Monday, November 9, 2009
D minus 70
Friday, October 23, 2009
D minus 88
Grrrrrrr....and I thought I loathed the gatekeepers at my last mega-corporation job... Then again, it's been about a decade since the last time I had to push the "Screaming Unreasonable Bitch" button, so maybe I'm due.
This had better be worth the annoyance and expense. But, on the positive side as of next Monday, it will be illegal to use a cellphone (the usual way) while driving in the province of Ontario. Something that should be a no-brainer, but you could line up American idiots from here to the moon who will scream that insisting that they stop endangering other people's lives is a violation of free speech. Actually, I rather like the prospect of lining them up to the moon, because that means that most of them will have to be in space, which will definitely keep them off the roads...and hopefully chlorinate the gene pool in the process.
So maybe the annoyance isn't quite so annoying nor the expense quite so dear...assuming that the immigration process goes reasonably smoothly, of course.
Friday, October 9, 2009
Keep ranting your way to insolvency, moron
Fuck you, you festering thrice-used douchebag. You overpay and give airtime to enough sociopathic know-nothings that you, sir, have precisely fuck-all to say about either kleptomania or flat-eartherism.

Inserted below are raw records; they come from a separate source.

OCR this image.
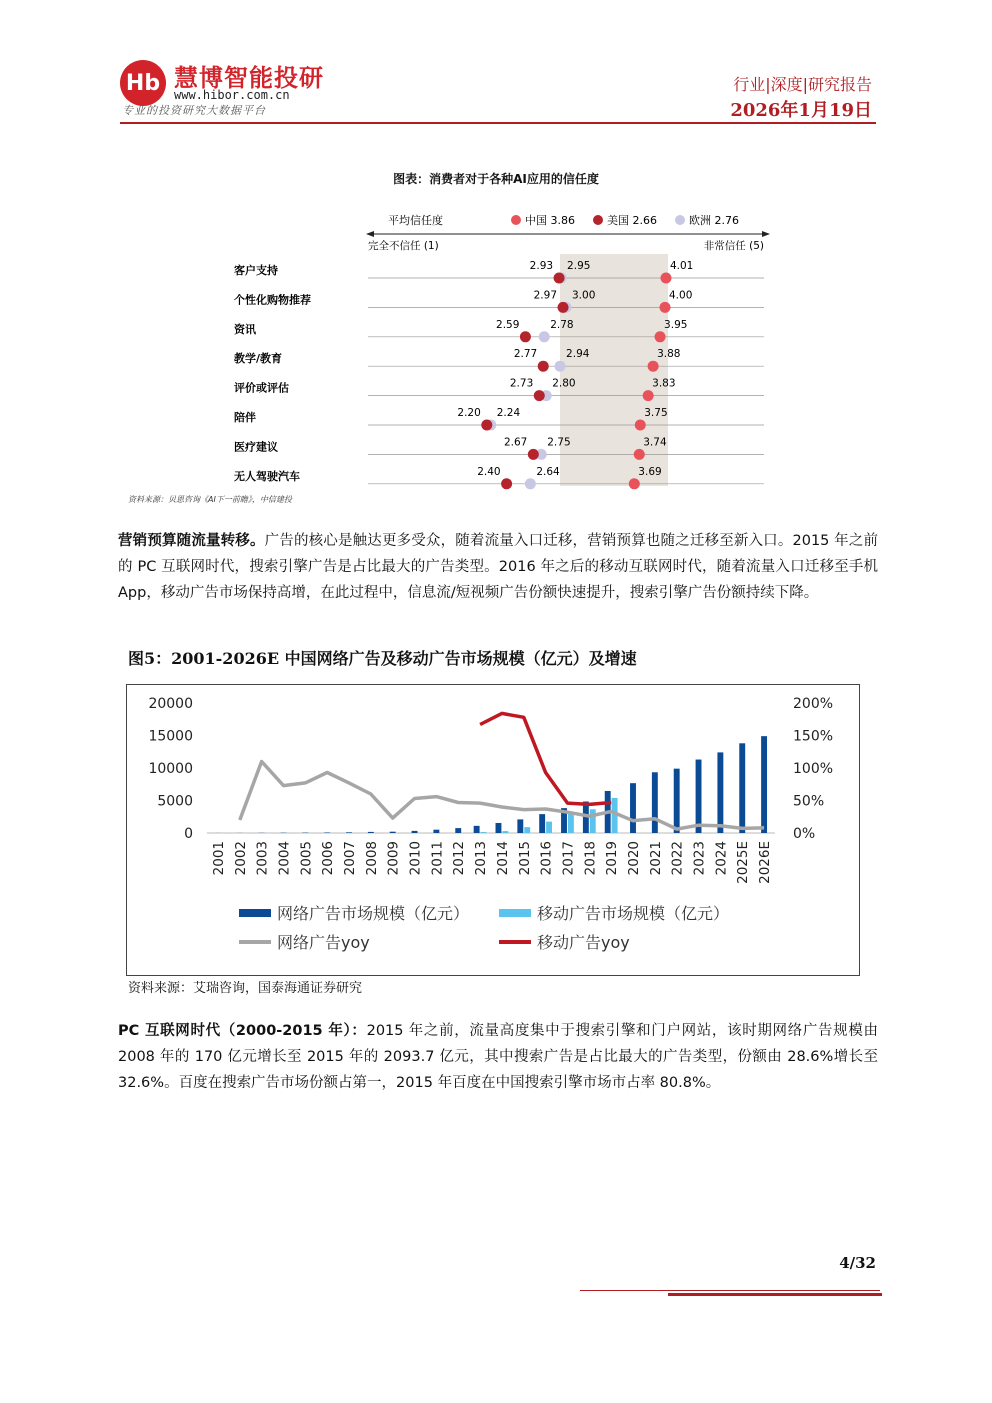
Hb 慧博智能投研
www.hibor.com.cn
专业的投资研究大数据平台
行业|深度|研究报告
2026年1月19日
图表：消费者对于各种AI应用的信任度
平均信任度	中国 3.86	美国 2.66	欧洲 2.76
完全不信任 (1)	非常信任 (5)
客户支持	2.93 2.95	4.01
个性化购物推荐	2.97 3.00	4.00
资讯	2.59	2.78	3.95
教学/教育	2.77	2.94	3.88
评价或评估	2.73 2.80	3.83
陪伴	2.20 2.24	3.75
医疗建议	2.67 2.75	3.74
无人驾驶汽车	2.40	2.64	3.69
资料来源：贝恩咨询《AI下一前瞻》，中信建投
营销预算随流量转移。广告的核心是触达更多受众，随着流量入口迁移，营销预算也随之迁移至新入口。2015 年之前的 PC 互联网时代，搜索引擎广告是占比最大的广告类型。2016 年之后的移动互联网时代，随着流量入口迁移至手机 App，移动广告市场保持高增，在此过程中，信息流/短视频广告份额快速提升，搜索引擎广告份额持续下降。
图5：2001-2026E 中国网络广告及移动广告市场规模（亿元）及增速
0
5000
10000
15000
20000
0%
50%
100%
150%
200%
2001 2002 2003 2004 2005 2006 2007 2008 2009 2010 2011 2012 2013 2014 2015 2016 2017 2018 2019 2020 2021 2022 2023 2024 2025E 2026E
网络广告市场规模（亿元）	移动广告市场规模（亿元）
网络广告yoy	移动广告yoy
资料来源：艾瑞咨询，国泰海通证券研究
PC 互联网时代（2000-2015 年）：2015 年之前，流量高度集中于搜索引擎和门户网站，该时期网络广告规模由 2008 年的 170 亿元增长至 2015 年的 2093.7 亿元，其中搜索广告是占比最大的广告类型，份额由 28.6%增长至 32.6%。百度在搜索广告市场份额占第一，2015 年百度在中国搜索引擎市场市占率 80.8%。
4/32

Look, you old goat: If you don't get that the business model is changing, that's your problem--and the only pity is that you won't live long enough to see me laugh at you pissing away your sleaze-mongering empire while trying to boil the ocean. Granted, I didn't spend much more than a year as a member of The Fourth Estate, but it was long enough to learn that subscriptions were a pittance compared to advertising revenues. In fact, I would be surprised to learn that the consumer revenue fully covered printing and distribution costs.
If you're worried about breaking even, perhaps you should stop hiring delusional prima donnas that consider the First Amendment carte blanche to project their "fair and balanced" pornographically paranoid fantasies onto the adults trying to duct tape this f*cked country back together after the thugs and morons you lionized trashed it for eight years. Here's a novel thought: How's about pretending to be a professional rather than a neocon mafia padrone? Because, yeah, you can probably rile up the base for another year...no one's gonna expect the economy or the job market to stop sucking before then. That's a lot of discontent you can milk.
But after that...ooh, you're really rolling the bones there, jack. Because maybe--just maybe--Joe America's gonna get bored with checking under his bed for the re-education camps and death panels and floridated water supplies you've been "warning" him about. Maybe you'll get lucky and there'll be another terrorist strike on U.S. soil. Or, more likely, some teabagging nutcase's pot-shot will get past the Secret Service. Or you can fabricate/augment some juicy financial or sex scandal to keep pushing your litterbox-liner. But if you can't...what then? Doubling down on an already bull$#!+ product might not be such a good idea. I hope for its own sake that history plays out differently from the scenarios that would put more ill-gotten gelt in your bank account. But I'll save a sliver of enjoyment for your discomfiture if it does.
Friday, September 25, 2009
Calling out more faux outrage
But those screaming about America's "moral" obligation to avoid saddling "our grandchildren" with stimulus debt are largely the same ones who don't give a rat's backside about trashing the world those grandchildren will inhabit.
So, folks: Why so...selective in your high-horse sense of "responsibility?" (And I thought it didn't matter anyway, because you all would be Raptured out of any consequences?) I'm dying to hear the rationalizations: Dazzle me.
Saturday, September 12, 2009
Bulldozer tracks
I once quipped to a friend that the problem with setting out to bulldoze your past is that sometimes it bulldozes you instead. I spent a chunk of this morning pulling old greeting cards and letters (that had just been pulled from storage boxes) from their envelopes and putting them into piles to be stored in a smaller box until after the next move.
Sobering enough to read the writing of those now dead, in some cases almost hearing their voices read the words. And humbling--with the telescoping of twenty years or so--to see how faithfully cards had been sent at birthdays, Christmas, sometimes even Valentine's Day. But, most of all, deeply shaming to realize how little I reciprocated. A futile and utterly childish exercise, crying the way I did--wishing I could have those folks back for even a few minutes to tell them that I really did love them, despite being the selfish and self-absorbed @$$hole that I was...and still largely am.
So I guess if there's any point to this post other than sheer navel-gazing, it's to encourage my gentle reader to visualize reading each greeting card or letter they receive twenty years hence. As much as I've avoided contact with Christmas, though, the experience has changed my thinking on digging out the boxes of cards and reviving the tradition of sending them out.